Nager akrofasiyal distostoz olarak da isimlendirilen nager sendromu, mandibulofasiyal distosis (malar hipoplazisi, mikrognati, dış kulak malformasyonları) ve değişken preaksiyal ekstremite defektleri ile karakterize bir konjenital malformasyon sendromudur. Dünya üzerinde 100’den fazla hadise olduğu bilinmektedir.
Nager sendromu birinci olarak 1948’de tıp hekimlerinde Nager ve De Reynier tarafından tanım edilmiştir. Nager sendromu, toplu olarak akrofasiyal disostoz yahut AFD olarak bilinen bir küme hastalığa aittir. Bu bozukluklar kraniyofasiyal ve ekstremite anormallikleri ile karakterizedir. AFD’ler ekseriyetle preaksiyal ve postaksial tiplere ayrılır. Nager sendromu bir preaksiyal formdur; Öncül terimi, bedenin başparmağı ve büyük ayak parmakları üzerinde bulunan kolların ve bacakların kemiklerini tabir eder.
Aşağıya eğimli göz kapakları, dış kulak bozuklukları ve asimetrik uzuvlar halinde kendisini gösterebilen Nager sendromunda ekseriyetle hastalar olağan bir zekaya sahiptir.
NAGER SENDROMUNUN NEDENLERİ
Bu ender görülen bir sendrom olduğundan, genetik araştırma yapmak zordur; bununla birlikte, kimi başlangıç çalışmaları Nager Sendromunun dominant bir gen yoluyla bir ebeveynden geçebileceğini göstermektedir.
Her ne kadar Nager sendromlu bir birey bu durumu çocuklarına aktarabilse de, birçok hadise ailede yeni bir gen değişimi (de novo mutasyon) olarak rastgele (sporadik) olarak ortaya çıkar.
NAGER SENDROMU BELİRTİLERİ
Oluşan spesifik semptomlar, birebir aile üyeleri ortasında bile bir bireyden başkasına farklılık gösterebilir. Etkilenen bireyler çoklukla doğumda fark edilebilen (konjenital) çeşitli kraniyofasiyal ve ekstremite anormallikleri geliştirebilirler.

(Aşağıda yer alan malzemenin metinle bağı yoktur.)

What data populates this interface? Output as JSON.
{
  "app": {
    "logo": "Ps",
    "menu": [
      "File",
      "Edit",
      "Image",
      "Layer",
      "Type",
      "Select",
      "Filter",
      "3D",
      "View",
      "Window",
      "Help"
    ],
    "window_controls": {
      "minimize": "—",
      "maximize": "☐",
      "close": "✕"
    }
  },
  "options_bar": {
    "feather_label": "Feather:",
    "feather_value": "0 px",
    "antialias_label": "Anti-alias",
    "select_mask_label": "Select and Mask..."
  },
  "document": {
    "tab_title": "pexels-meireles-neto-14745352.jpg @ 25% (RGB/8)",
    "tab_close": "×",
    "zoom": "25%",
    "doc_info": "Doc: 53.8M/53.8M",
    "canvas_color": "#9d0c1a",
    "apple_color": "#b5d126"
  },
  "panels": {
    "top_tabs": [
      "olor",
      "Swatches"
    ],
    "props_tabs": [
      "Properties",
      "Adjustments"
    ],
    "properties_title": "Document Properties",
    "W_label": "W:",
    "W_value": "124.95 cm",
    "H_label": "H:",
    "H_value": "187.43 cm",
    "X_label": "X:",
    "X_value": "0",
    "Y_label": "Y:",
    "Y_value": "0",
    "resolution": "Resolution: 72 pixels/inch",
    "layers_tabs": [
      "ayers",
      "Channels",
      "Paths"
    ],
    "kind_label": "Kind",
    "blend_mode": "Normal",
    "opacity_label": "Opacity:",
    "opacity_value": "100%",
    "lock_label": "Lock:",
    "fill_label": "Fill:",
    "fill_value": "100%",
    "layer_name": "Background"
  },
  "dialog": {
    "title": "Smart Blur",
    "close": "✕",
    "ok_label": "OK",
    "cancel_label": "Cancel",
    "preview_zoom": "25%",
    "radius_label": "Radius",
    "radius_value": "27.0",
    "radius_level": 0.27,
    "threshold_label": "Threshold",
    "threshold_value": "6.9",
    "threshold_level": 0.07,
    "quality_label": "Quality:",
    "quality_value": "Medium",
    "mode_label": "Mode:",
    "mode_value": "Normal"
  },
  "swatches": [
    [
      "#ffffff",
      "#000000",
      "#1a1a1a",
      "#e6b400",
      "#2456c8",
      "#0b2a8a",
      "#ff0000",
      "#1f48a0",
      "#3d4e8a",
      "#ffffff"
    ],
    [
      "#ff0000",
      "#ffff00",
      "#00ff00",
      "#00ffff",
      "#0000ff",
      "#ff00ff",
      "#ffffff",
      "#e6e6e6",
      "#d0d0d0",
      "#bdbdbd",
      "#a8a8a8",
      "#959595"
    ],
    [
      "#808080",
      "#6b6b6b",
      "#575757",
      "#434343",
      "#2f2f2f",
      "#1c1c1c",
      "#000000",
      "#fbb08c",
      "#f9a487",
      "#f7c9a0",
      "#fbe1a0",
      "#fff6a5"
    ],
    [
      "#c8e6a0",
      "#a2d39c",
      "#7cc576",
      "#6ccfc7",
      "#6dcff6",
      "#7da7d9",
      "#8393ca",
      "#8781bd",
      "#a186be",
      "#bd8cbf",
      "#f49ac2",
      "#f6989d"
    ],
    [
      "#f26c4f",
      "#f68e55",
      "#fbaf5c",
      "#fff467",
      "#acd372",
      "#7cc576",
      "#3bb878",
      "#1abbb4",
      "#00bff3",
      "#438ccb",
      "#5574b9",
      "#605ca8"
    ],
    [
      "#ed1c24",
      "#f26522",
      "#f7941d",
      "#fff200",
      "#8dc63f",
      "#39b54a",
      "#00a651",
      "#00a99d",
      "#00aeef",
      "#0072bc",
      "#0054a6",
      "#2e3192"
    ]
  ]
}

Ortak kraniyofasiyal anormallikler elmacık kemiklerinin az gelişmişliğini içerir (malar hipoplazisi); olağandışı derecede küçük bir alt çene (mikrognati); ağzın yumuşak damak lisanının konuşma sırasında düzgün kapanmadığı ağız çatısının (yarık damak) ve / yahut velopharyngeal yetmezliğinin tam olarak kapanmaması; burun boşluğunun gerisinin daralması (koanal atrezi); iç yahut dış kulakların hafif anormalliğinden kulağın dış kısmının yokluğuna kadar değişebilen malformasyonu. Gözlerdeki yahut etrafındaki ek kraniofasiyal bulgular ortasında aşağı yanlışsız eğimli palpebral çatlaklar (yani alt ve üst kapaklar ortasındaki açıklığın aşağı yanlışsız eğildiği manasına gelir), alt göz kapaklarından doku (kolomb) bulunmaması, alt kirpiklerin kısmen yahut büsbütün yokluğu göz kapakları ve üst göz kapaklarının sarkması yahut sarkması (pitoz). Kimi hastalarda saçlı deri yanağa uzayabilir.

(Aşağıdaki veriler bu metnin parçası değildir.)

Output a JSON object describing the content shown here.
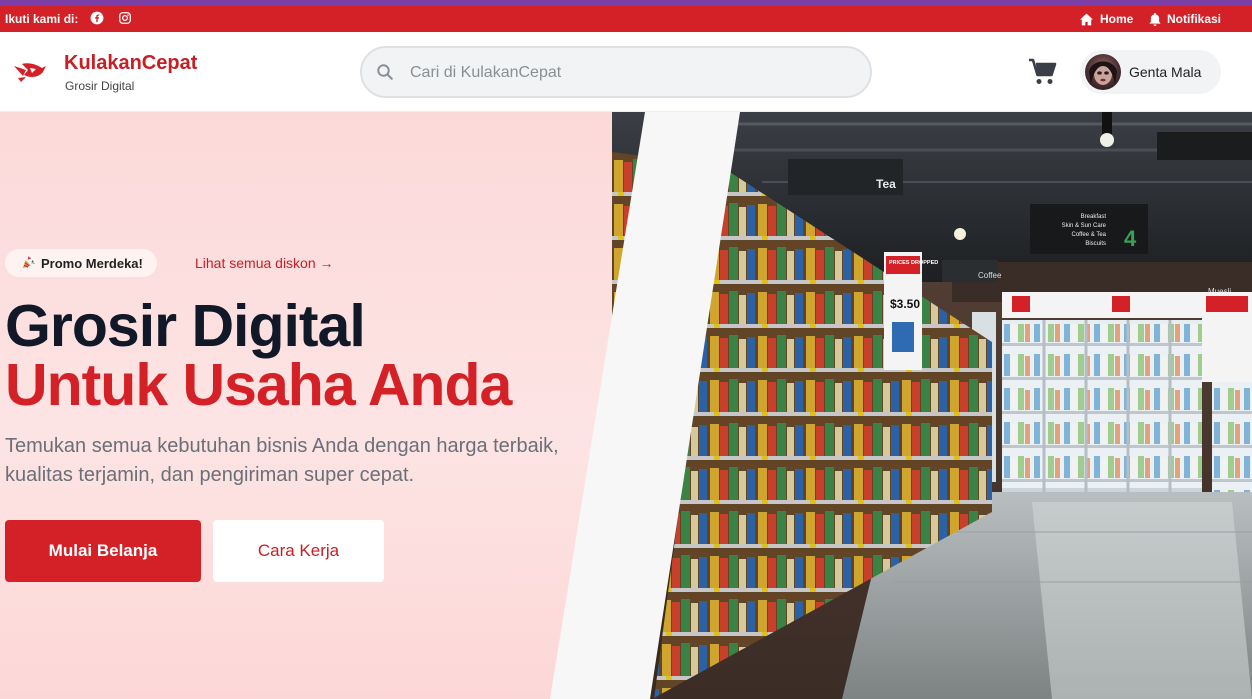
{
  "topbar": {
    "follow_label": "Ikuti kami di:",
    "social_icons": [
      "facebook-icon",
      "instagram-icon"
    ],
    "home_label": "Home",
    "notif_label": "Notifikasi"
  },
  "header": {
    "brand": "KulakanCepat",
    "tagline": "Grosir Digital",
    "search_placeholder": "Cari di KulakanCepat",
    "user_name": "Genta Mala"
  },
  "hero": {
    "promo_badge": "Promo Merdeka!",
    "promo_link": "Lihat semua diskon →",
    "title_line1": "Grosir Digital",
    "title_line2": "Untuk Usaha Anda",
    "subtitle": "Temukan semua kebutuhan bisnis Anda dengan harga terbaik, kualitas terjamin, dan pengiriman super cepat.",
    "primary_button": "Mulai Belanja",
    "secondary_button": "Cara Kerja"
  },
  "photo_signs": {
    "tea": "Tea",
    "prices_dropped": "PRICES DROPPED",
    "price": "$3.50",
    "aisle_number": "4",
    "aisle_list": [
      "Breakfast",
      "Skin & Sun Care",
      "Coffee & Tea",
      "Biscuits"
    ],
    "coffee": "Coffee",
    "muesli": "Muesli"
  },
  "colors": {
    "brand_red": "#d42127",
    "accent_purple": "#7b3fa6",
    "title_dark": "#111827"
  }
}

Kulakların malformasyonu, iletken işitme kaybı etkilenen bireylerde görülebilir. İletken işitme kaybı, sesin dış yahut orta kulaktan iç kulağa iletilmemesi nedeniyle oluşur. İşitme kaybı derecesi değişebilir. İşitme bozukluğu konuşma gelişiminin gecikmesine neden olabilir.

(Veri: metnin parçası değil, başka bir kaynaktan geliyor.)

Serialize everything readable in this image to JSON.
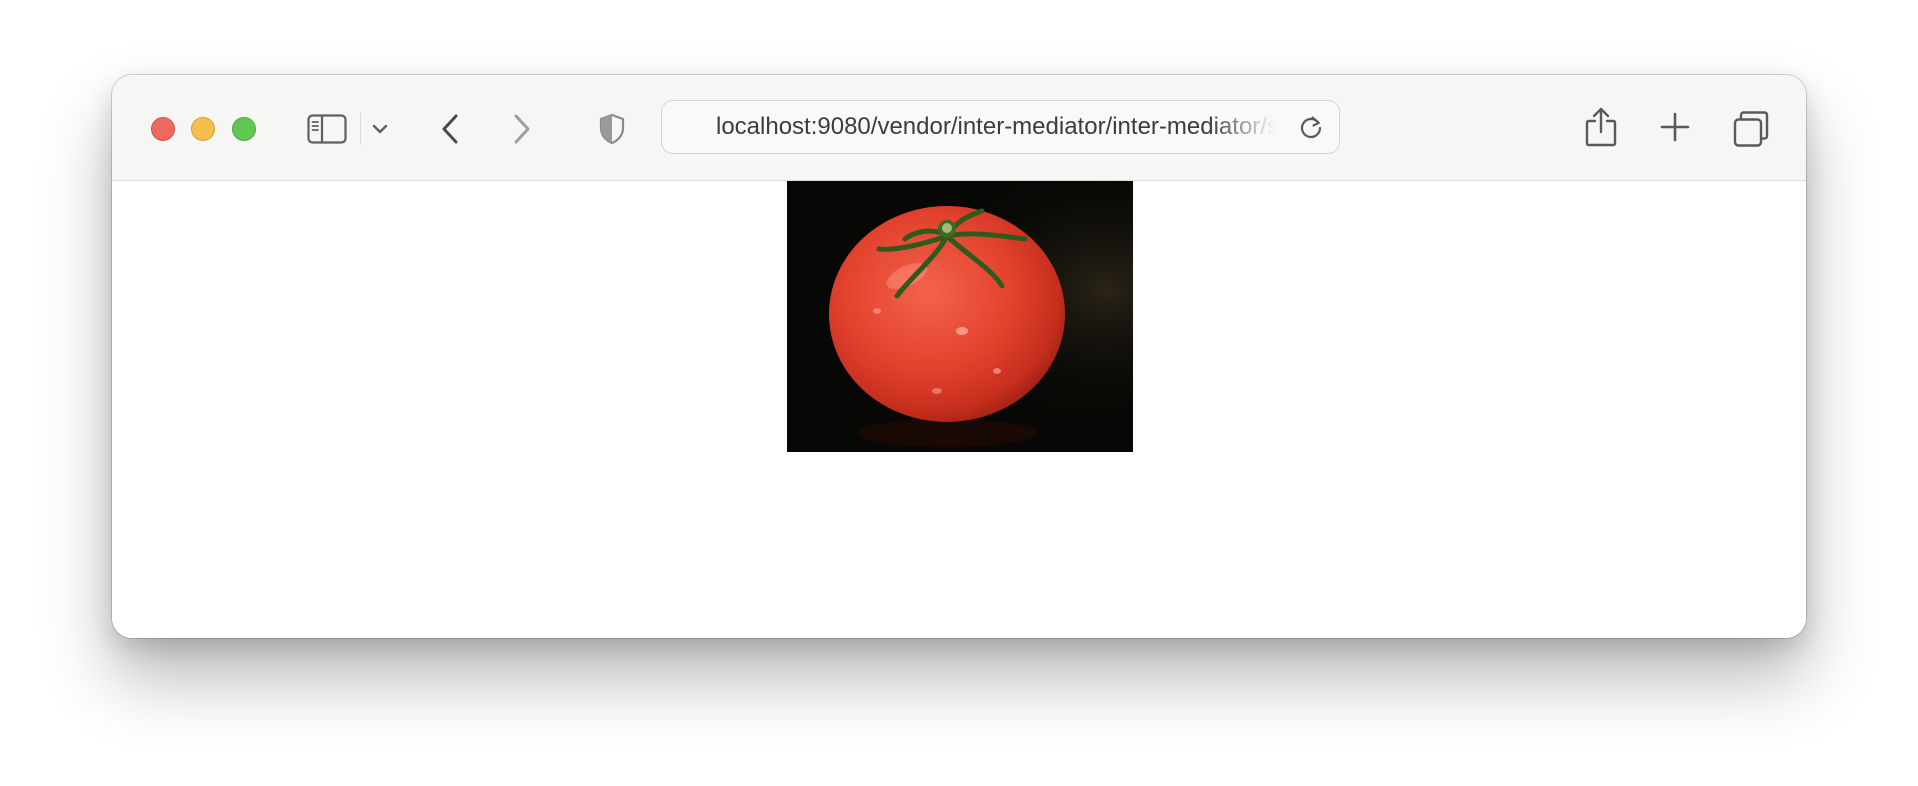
{
  "browser": {
    "address_bar": {
      "url": "localhost:9080/vendor/inter-mediator/inter-mediator/samples/"
    },
    "icons": {
      "close": "close-traffic-light",
      "minimize": "minimize-traffic-light",
      "maximize": "maximize-traffic-light",
      "sidebar": "sidebar-icon",
      "tab_group_menu": "chevron-down-icon",
      "back": "chevron-left-icon",
      "forward": "chevron-right-icon",
      "privacy": "shield-icon",
      "reload": "reload-icon",
      "share": "share-icon",
      "new_tab": "plus-icon",
      "tab_overview": "tabs-overview-icon"
    },
    "colors": {
      "close": "#ee6a5f",
      "minimize": "#f5be4f",
      "maximize": "#62c655"
    }
  },
  "page": {
    "image": {
      "subject": "tomato"
    }
  }
}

Nager sendromu olan bireylerde, başparmakların azgelişmişliği yahut yokluğu, kol kemiği olarak bilinen bir kemiğin ekstra (üçüncü) bir kopyasının (triphalangeal başparmağı) varlığı ve önkol kemiğinin azgelişmişliği de dahil olmak üzere kolları ve elleri etkileyen anormallikler vardır.
Nager sendromu olan birçok birey sağlıklı olsa da, önemli olarak etkilenmiş birkaç kişi böbreği ve / yahut kalbi ilgilendiren önemli iç bozukluklara sahiptir. Tıp literatüründe bildirilen ek ender semptomlar ortasında diyafragma hernisi (göğüs ve batın ortasında olağandışı bir bağlantı) ve teneffüs sorunlarına katkıda bulunabilen larenksin az gelişmişliği ve birinci kaburganın azgelişmesi üzere ek iskelet anormallikleri, omurganın olağandışı eğriliği (skolyoz) yahut kalça çıkığı yer alır.
NAGER SENDROMU TEDAVİSİ
Tedavi yenidoğanlarda teneffüs zahmetine (trakeostomi) ve beslenme zorluklarına (gastrostomi) odaklıdır. Yarıkların tamiri, şiddetli mikrognati idaresinin yanı sıra temporomandibular eklem disfonksiyonu için cerrahi olarak düşünülebilir. İşitme aygıtları önerilebilir. Lisan ve fonolojik (bir lisanda kullanılan konuşma sesleri ve bu seslerin birleştirilmesi) bozulma, belli bir konuşma terapisi ile yönetilmelidir.
Bebeklik devrinden sonra birçok hasta sağlıklıdır ve olağan ömre sahip olduğu varsayılır. Devam eden medikal hususlar çoklukla daha önemli maniküler malformasyonların (organ yahut dokudaki yapısal bozukluk) olduğu hastalarda hava yolu tıkanıklığı yahut temporomandibular (çene) eklem disfonksiyonu ile bağlantılıdır.